Methods of solving first and second order differential equations, applications, systems of equations, series solutions, existence theorems, numerical methods, and partial differential equations.
Probability as a mathematical system, random variables and their distributions, limit theorems, statistical inference, estimation, decision theory and testing hypotheses.
Topics to be selected from counting techniques, mathematical logic, set theory, data structures, graph theory, trees, directed graphs, algebraic structures, Boolean algebra, lattices, and optimization of discrete processes.
The history of mathematics from ancient to modern times. The mathematicians, their times, their problems, and their tools. Major emphasis on the development of geometry, algebra, and calculus.
A review of Euclidean geometry, an examination of deficiencies in Euclidean geometry, and an introduction to non-Euclidean geometrics. Axiomatic structure and methods of proof are emphasized.

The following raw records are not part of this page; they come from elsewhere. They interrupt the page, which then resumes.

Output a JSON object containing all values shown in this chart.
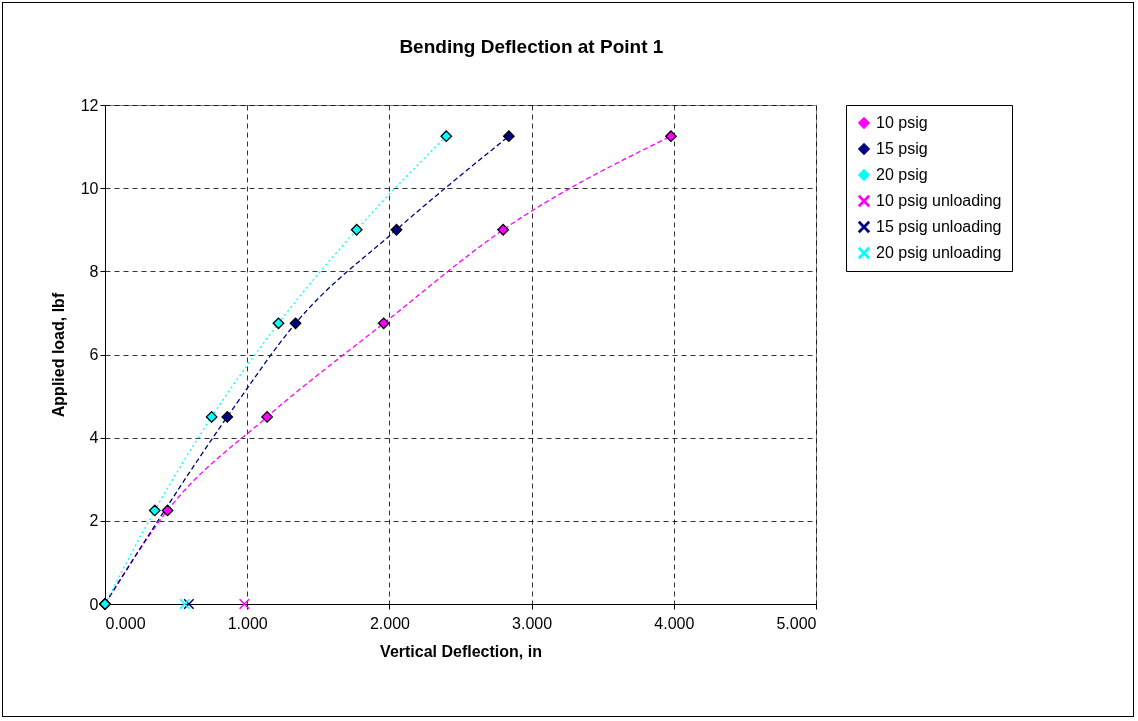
{
  "chart_data": {
    "type": "line",
    "title": "Bending Deflection at Point 1",
    "xlabel": "Vertical Deflection, in",
    "ylabel": "Applied load, lbf",
    "xlim": [
      0,
      5
    ],
    "xticks": [
      {
        "value": 0,
        "label": "0.000"
      },
      {
        "value": 1,
        "label": "1.000"
      },
      {
        "value": 2,
        "label": "2.000"
      },
      {
        "value": 3,
        "label": "3.000"
      },
      {
        "value": 4,
        "label": "4.000"
      },
      {
        "value": 5,
        "label": "5.000"
      }
    ],
    "ylim": [
      0,
      12
    ],
    "yticks": [
      0,
      2,
      4,
      6,
      8,
      10,
      12
    ],
    "grid": true,
    "legend": "right",
    "series": [
      {
        "name": "10 psig",
        "type": "line",
        "color": "#ff00ff",
        "marker": "diamond",
        "line_style": "dashed",
        "x": [
          0,
          0.44,
          1.14,
          1.96,
          2.8,
          3.98
        ],
        "values": [
          0,
          2.25,
          4.5,
          6.75,
          9,
          11.25
        ]
      },
      {
        "name": "15 psig",
        "type": "line",
        "color": "#000080",
        "marker": "diamond",
        "line_style": "dashed",
        "x": [
          0,
          null,
          0.86,
          1.34,
          2.05,
          2.84
        ],
        "values": [
          0,
          null,
          4.5,
          6.75,
          9,
          11.25
        ]
      },
      {
        "name": "20 psig",
        "type": "line",
        "color": "#00ffff",
        "marker": "diamond",
        "line_style": "dotted",
        "x": [
          0,
          0.35,
          0.75,
          1.22,
          1.77,
          2.4
        ],
        "values": [
          0,
          2.25,
          4.5,
          6.75,
          9,
          11.25
        ]
      },
      {
        "name": "10 psig unloading",
        "type": "scatter",
        "color": "#ff00ff",
        "marker": "cross",
        "x": [
          0.98
        ],
        "values": [
          0
        ]
      },
      {
        "name": "15 psig unloading",
        "type": "scatter",
        "color": "#000080",
        "marker": "cross",
        "x": [
          0.59
        ],
        "values": [
          0
        ]
      },
      {
        "name": "20 psig unloading",
        "type": "scatter",
        "color": "#00ffff",
        "marker": "cross",
        "x": [
          0.56
        ],
        "values": [
          0
        ]
      }
    ]
  }
}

A survey of the classical algebraic structures taking an axiomatic approach. Deals with the theory of groups and rings and associated structures, including subgroups, factor groups, direct sums of groups or rings, quotient rings, polynomical rings, ideals, and fields.
An introduction to topological structures from point-set, differential, algebraic, and combinatorial points of view. Topics include continuity, connectedness, compactness, separation, dimension, homeomorphism, homology, homotopy, and classification of surfaces.
This course develops the logical foundations underlying the calculus of real-valued functions of a single real variable. Topics include limits, continuity, uniform continuity, derivatives and integrals, sequences and series of numbers and functions, convergence, and uniform convergence.
A study of the concepts of calculus for functions with domain and range in the complex numbers. The concepts are limits, continuity, derivatives, integrals, sequences, and series. Topics include Cauchy-Riemann equations, analytic functions, contour integrals, Cauchy integral formulas, Taylor and Laurent series, and special functions.